Voilà maintenant quatre ans que le deuxième album des Français de Zuul FX, « Live Free or Die », est sorti dans les bacs. Après un DVD live, « Live in the House », qui fait figure de best of, l’activité du quatuor d’Ile-de-France est presque au point mort. La bande de Steeve Petit revient de bonne augure avec son nouveau né, « The Torture Never Stops ». Une nouvelle fois distribuée par XIII Bis, la machine parisienne voit le départ du batteur, Aurélien Ouzoulias, et marque le début d’une collaboration avec un artilleur de choix en la présence de Clément Rouxel, qui officie également dans T.A.N.K., Lyzanxia et One-Way Mirror. Autant dire que cette substitution reste de choix et de qualité.
Avec une pochette de bon goût (?), à la fois faussement mal foutue et dérangeante, voyons ce que le Zuul FX version 2011 a dans le ventre. Après un premier brûlot largement surplombé par ses influences directes (
Fear Factory et
Slipknot en tête) et un deuxième méfait nettement plus personnel, « The Torture Never Stops » est censé confirmé la bonne lancée des Français.
Le peu de fans présents au Bus Palladium, en novembre dernier à Paris lors d’une soirée consacrée à David Bowie, ont d’ailleurs eu l’occasion d’entendre quelques titres issus de la galette. Pas réellement de quoi se faire un avis définitif sur ce que vaut la bête, qui s’avère, dès les premiers instants et l’intro « I Want to Kill you Like They Do », assez surprenante et déroutante. Ce constat change littéralement la facette artistique que les Français ont appliquée jusqu’alors et peut déstabiliser les auditeurs. « The Torture Never Stops », le morceau éponyme, fait indéniablement parti des meilleurs titres du CD et rappelle un certain
Meshuggah. Cette référence s’applique également au break de « Living Creature », où le guitariste s’adonne à un riff nébuleux. « The Maze » et « Beat the Crap Out », qui ont été joué à plusieurs reprises en concert, sonnent comme des chansons naturelles et typiques de la bande. Elles ont été placées stratégiquement en tête de fil pour ne pas choquer et c’est plutôt bien joué, car Zuul FX apporte des influences, ici et là, pour garnir son son.
C’est alors qu’on remarque que Steeve Petit s’est inspiré de la musique hardcore, comme sur « Dancing Around The Death » et ses samples à la « Demanufacture », mais aussi de
Devildriver ou
Rob Zombie, à l’instar de « Bipolar Confusion ». Un clin d’œil en hommage du réalisateur de The Devil Rejects qui fera sourire, durant lequel lle vocaliste se soumet à un débit vocal appréciable et bien calculé.
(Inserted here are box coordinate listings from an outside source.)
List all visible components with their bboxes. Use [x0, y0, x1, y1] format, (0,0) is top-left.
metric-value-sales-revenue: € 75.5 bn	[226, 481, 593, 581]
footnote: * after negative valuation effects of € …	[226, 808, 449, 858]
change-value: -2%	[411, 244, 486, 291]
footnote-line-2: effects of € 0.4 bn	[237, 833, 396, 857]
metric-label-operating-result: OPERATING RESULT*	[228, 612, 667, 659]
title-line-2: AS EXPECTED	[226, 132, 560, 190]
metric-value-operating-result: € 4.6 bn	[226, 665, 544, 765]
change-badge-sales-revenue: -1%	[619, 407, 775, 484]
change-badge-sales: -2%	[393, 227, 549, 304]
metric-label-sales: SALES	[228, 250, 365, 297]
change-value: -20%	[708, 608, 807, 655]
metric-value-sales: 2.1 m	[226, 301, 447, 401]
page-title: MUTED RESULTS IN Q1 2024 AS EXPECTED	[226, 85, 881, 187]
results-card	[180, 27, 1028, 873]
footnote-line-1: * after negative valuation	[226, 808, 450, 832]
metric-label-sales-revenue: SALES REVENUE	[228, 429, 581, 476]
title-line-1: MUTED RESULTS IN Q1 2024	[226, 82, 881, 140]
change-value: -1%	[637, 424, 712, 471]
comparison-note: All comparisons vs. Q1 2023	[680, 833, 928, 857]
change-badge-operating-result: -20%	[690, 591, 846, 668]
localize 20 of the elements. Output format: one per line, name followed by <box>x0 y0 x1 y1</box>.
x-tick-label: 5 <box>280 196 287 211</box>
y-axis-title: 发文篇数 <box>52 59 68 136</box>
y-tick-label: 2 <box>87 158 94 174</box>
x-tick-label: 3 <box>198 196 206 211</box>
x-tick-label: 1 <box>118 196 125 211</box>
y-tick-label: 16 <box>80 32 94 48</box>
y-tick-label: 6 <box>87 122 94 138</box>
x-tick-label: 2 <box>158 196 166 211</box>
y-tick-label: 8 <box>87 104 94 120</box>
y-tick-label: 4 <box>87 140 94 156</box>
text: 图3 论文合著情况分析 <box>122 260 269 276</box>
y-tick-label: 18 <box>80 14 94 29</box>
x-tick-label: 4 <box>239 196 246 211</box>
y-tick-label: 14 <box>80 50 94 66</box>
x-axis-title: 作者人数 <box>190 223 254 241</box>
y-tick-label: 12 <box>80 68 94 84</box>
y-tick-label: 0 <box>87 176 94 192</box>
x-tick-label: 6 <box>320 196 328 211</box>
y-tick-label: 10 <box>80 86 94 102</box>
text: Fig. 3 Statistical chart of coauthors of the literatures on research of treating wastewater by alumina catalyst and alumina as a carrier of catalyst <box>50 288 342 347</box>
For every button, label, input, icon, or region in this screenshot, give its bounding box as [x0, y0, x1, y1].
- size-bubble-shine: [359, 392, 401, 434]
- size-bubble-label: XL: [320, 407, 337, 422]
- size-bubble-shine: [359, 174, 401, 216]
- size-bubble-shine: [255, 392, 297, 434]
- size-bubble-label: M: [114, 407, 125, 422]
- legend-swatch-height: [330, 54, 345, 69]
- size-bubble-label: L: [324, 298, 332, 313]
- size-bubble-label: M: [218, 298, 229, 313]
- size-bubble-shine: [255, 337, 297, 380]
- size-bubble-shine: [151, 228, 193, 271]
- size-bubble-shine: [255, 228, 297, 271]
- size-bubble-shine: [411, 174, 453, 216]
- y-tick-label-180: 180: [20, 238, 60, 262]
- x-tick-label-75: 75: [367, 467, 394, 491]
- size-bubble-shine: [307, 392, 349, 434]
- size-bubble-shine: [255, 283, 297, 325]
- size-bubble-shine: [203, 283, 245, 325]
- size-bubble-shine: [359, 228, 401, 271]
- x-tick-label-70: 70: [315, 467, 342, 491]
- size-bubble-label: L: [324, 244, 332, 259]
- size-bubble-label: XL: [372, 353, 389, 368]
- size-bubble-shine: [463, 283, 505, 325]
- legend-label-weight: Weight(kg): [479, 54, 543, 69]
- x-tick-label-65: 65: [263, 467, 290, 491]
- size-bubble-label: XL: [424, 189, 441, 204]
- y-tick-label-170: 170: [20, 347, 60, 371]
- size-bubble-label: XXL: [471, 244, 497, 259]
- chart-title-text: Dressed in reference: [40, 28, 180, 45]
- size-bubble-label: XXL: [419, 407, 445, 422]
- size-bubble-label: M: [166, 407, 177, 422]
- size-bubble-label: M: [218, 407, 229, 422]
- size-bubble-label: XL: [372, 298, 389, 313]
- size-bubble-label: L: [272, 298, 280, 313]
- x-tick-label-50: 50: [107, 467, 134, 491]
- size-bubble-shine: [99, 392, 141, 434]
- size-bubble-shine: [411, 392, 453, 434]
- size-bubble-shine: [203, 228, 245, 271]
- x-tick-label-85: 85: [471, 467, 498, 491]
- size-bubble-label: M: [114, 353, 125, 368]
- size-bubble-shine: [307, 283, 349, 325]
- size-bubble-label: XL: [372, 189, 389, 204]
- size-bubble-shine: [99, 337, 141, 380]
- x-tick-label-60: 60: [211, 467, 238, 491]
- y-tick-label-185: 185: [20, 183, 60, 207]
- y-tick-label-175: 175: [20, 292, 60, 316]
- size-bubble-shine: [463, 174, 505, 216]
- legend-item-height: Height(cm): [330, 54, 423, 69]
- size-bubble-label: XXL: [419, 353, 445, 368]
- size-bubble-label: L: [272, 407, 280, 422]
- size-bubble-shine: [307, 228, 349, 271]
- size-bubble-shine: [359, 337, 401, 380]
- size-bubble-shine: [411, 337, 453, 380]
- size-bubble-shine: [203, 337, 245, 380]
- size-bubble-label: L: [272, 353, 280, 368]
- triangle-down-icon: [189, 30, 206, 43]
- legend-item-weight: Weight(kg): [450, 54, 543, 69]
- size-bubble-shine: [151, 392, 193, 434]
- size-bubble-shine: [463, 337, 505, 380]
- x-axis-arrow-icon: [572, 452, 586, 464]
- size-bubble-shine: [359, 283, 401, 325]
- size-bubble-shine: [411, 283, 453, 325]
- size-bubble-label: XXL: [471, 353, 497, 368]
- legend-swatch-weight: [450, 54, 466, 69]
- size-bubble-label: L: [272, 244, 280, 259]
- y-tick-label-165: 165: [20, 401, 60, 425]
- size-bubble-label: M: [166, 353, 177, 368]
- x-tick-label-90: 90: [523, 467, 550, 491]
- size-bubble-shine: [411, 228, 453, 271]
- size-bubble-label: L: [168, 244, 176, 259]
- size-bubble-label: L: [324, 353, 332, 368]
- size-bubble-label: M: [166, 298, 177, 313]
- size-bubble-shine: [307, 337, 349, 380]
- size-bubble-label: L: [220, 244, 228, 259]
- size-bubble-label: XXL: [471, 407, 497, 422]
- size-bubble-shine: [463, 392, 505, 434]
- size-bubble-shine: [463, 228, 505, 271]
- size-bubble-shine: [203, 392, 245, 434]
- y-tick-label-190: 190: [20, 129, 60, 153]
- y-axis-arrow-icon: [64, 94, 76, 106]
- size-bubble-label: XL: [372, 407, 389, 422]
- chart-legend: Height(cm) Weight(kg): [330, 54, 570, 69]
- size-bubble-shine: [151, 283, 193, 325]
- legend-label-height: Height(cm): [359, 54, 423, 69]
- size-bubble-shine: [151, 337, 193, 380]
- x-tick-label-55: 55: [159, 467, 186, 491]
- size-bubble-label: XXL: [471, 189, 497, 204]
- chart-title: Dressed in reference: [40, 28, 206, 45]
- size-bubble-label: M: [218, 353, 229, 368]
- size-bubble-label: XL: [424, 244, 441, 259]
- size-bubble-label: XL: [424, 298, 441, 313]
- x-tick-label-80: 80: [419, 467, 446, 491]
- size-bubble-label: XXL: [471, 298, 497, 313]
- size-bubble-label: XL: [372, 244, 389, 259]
Le frontman appuie son chant clair sur « Man of Silence » et son refrain entêtant où il répète inlassablement « You’ve Got My Soul ». Le morceau sonne frénétiquement, avec des parties tribales orchestrées par Clément et où Karim lâche un solo prodigieux. Ce dernier semble plus détendu, il délivre une prestation remarquable. Le Réunionnais assomme son monde en pondant des parties rythmiques et solistes de haut niveau et inspirées, complétées par une basse réfléchie. Les Parisiens semblent donc vouloir ouvrir une page neuve dans leur répertoire, en osant de nouvelles choses.
« The Torture Never Stops » change le visage du Zuul FX d’antan et propose une musique plus personnelle, toujours à l’américaine, même si la formation n’arrive que difficilement à se détacher de ses influences. Steeve Petit et ses gens vont encore faire décoller la fosse avec ce nouvel album, qui les présente sous leur meilleure forme. Une mention spéciale est à attribuer au guitariste, Karim, qui a le don de maltraiter sa guitare de la plus belle des manières. Son talent éclaircit les compositions du groupe. Désormais, nous allons voir comment ils défendront un album de cette qualité scéniquement, où les morceaux prendront une réelle envergure. Le début d’année commence sous de bons auspices avec ce brûlot du côté de nos Français.